We’ve looked before at these principalities and powers in Trinity season.  St. Paul teaches us that they are spiritual forces, ideas, some for good, some for ill, that set themselves up “in the air” (so to speak) and can bind us.  The powers that bind us for ill, are when we begin to think that the world is a certain way that it actually is not, but there are voices continually reinforcing these false ways, false ideas.  We become locked into certain ways of thinking, ways that are contrary to the promises of Jesus.

 

Here’s a simple example – when I go to visit someone who has little connection with the church for years, and I suggest before I leave, that we pray, sometimes I get a kind of bemused smile, like, sure why not, and they are really just being polite to let me go ahead.  And so we pray the Lord’s Prayer and, not always, but more often than not, I can see that something has changed.  They have been recalled in a small way to the eternal Word that is in them, hidden, buried but not lost – the light shines in the darkness and the darkness overcometh it not.  But it is not easy, it is a kind of clash of worlds, a battle if you like – not only in their souls but in my own soul in the face of their unbelief, to remain faithful, to remain as a person of hope.  This is what Jesus is speaking about when he says that in the midst of distress, powers are being shaken, and we look up, and we will see Jesus drawing near.  I’m always glad later that I have done this, prayed with people, despite the embarrassment and uncertainty of the moment.  It is a recalling of them to their hope.  And I hope that each of you will be less afraid to consider such a prayer, a simple prayer like the Lord’s Prayer, with a friend you are visiting who is in distress. 

 

St. Paul in the Epistle today reminds us of one of the most important ways God gives us to rekindled hope in our souls.
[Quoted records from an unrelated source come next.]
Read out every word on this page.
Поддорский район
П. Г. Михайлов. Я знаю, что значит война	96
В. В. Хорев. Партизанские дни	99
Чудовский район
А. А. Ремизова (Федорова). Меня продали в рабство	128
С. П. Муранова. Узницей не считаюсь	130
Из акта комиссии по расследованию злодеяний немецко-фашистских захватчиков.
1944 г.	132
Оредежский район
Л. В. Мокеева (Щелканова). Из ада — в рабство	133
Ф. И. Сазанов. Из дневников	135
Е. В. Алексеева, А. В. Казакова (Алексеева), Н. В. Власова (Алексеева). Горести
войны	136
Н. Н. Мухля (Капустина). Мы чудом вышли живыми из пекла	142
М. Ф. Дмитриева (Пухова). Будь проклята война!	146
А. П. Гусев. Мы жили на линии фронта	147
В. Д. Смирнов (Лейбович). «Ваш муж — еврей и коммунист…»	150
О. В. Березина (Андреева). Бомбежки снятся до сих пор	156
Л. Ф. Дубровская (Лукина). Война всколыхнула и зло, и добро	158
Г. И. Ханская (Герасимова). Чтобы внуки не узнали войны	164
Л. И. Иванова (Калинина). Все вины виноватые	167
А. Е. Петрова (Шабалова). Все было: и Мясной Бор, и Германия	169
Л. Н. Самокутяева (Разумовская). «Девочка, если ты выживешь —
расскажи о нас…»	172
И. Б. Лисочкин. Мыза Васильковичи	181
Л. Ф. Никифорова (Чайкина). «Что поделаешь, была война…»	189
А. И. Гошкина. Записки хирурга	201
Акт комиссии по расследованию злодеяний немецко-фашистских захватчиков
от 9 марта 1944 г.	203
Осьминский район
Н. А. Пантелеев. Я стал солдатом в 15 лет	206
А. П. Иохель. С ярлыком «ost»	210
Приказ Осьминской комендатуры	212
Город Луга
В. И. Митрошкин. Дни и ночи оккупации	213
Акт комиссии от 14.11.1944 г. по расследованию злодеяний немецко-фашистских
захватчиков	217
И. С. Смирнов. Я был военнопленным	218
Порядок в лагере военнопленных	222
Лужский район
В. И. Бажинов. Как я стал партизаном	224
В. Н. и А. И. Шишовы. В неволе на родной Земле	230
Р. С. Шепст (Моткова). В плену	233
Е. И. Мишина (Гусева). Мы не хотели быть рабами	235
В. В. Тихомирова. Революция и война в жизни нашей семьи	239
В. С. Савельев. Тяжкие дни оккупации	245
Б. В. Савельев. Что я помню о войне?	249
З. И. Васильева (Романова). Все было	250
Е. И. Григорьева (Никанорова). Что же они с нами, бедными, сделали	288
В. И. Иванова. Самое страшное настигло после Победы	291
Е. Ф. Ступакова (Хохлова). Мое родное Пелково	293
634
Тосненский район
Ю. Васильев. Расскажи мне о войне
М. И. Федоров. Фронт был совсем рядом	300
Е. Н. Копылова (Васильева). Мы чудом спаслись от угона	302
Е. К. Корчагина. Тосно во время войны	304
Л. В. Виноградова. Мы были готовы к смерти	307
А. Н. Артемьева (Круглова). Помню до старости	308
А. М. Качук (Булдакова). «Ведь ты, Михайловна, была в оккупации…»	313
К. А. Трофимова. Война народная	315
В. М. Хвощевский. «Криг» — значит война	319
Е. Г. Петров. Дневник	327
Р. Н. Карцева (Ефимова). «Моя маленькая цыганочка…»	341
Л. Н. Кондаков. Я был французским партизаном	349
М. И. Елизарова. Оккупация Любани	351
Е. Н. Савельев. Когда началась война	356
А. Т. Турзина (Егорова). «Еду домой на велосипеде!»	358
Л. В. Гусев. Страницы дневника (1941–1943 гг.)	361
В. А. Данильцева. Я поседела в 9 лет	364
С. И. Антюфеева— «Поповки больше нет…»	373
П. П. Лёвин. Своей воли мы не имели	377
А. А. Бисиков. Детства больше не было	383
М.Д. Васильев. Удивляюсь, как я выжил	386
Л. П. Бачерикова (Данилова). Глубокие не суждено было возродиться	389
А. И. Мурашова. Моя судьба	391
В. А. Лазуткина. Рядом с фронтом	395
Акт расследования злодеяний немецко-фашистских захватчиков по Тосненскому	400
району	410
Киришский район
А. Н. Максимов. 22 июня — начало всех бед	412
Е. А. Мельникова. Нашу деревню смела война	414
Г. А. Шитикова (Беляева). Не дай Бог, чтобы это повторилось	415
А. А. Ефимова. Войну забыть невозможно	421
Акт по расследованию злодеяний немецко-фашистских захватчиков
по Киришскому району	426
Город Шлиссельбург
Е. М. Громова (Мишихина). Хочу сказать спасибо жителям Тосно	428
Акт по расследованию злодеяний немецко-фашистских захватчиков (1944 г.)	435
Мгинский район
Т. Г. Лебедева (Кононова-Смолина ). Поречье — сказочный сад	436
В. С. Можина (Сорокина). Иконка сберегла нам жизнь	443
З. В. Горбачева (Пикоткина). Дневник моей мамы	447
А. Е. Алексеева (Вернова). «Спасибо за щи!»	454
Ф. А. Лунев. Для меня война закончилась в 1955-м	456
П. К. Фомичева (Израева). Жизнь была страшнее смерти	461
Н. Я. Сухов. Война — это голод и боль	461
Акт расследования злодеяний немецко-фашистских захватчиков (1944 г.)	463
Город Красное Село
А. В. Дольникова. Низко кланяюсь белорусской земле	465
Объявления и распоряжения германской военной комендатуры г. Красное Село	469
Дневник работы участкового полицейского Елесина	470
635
WHATSOEVER things were written aforetime, were written for our learning; that we, through patience, and comfort of the Scriptures, might have hope. 

Reading the Bible is a way to rekindle our hope.

 

Now I say, that Jesus Christ was a minister of the circumcision [to the Jews] for the truth of God, to confirm the promises made unto the fathers; and that the Gentiles might glorify God for his mercy; 

St. Paul gives examples in the Epistle reading from the three parts of the Old Testament—the Law, the Writings and the Prophets—which remind us that the promises made there by God are not just to the Jews of old, but the message throughout the Bible is that God has made these promises to every one of us—and this rekindles our true hope. 

 

When St. Paul was writing this he was speaking about the Old Testament, because that is all that was written at the time.  But I think it is a little hard for us to read only from the Old Testament, without seeing it from the perspective of the New Testament.  To the woman in the store in Bridgewater I suggested she might want to read a chapter a day from one of the Gospels, so that she doesn’t get bogged down in obscure names and places.  In fact this is the pattern for daily Bible reading that has been suggested for us in the Prayer Book—a chapter or two from the Old and New Testament each day (found in the table on the back of our weekly church bulletins).

 

When we read the Bible regularly, our false hopes are exposed for what they are—they come under judgement, or a kind of purifying—and we are better able to withstand the powers at work in our world, in our society, which attempt to set up false hopes.

 

As we read Scripture, hopes founded upon the Eternal Word in our souls are restored and strengthenedthe hope of the recovery and fulfillment and perfecting of love, the hope of glory, the hope of eternal life.  And it is when we ground our lives upon these true and lasting hopes that we become more and more real and that we come to know lasting joy.

 

Now the God of hope fill you with all joy and peace in believing, that ye may abound in hope, through the power of the Holy Ghost.

                                                                                                                        Amen.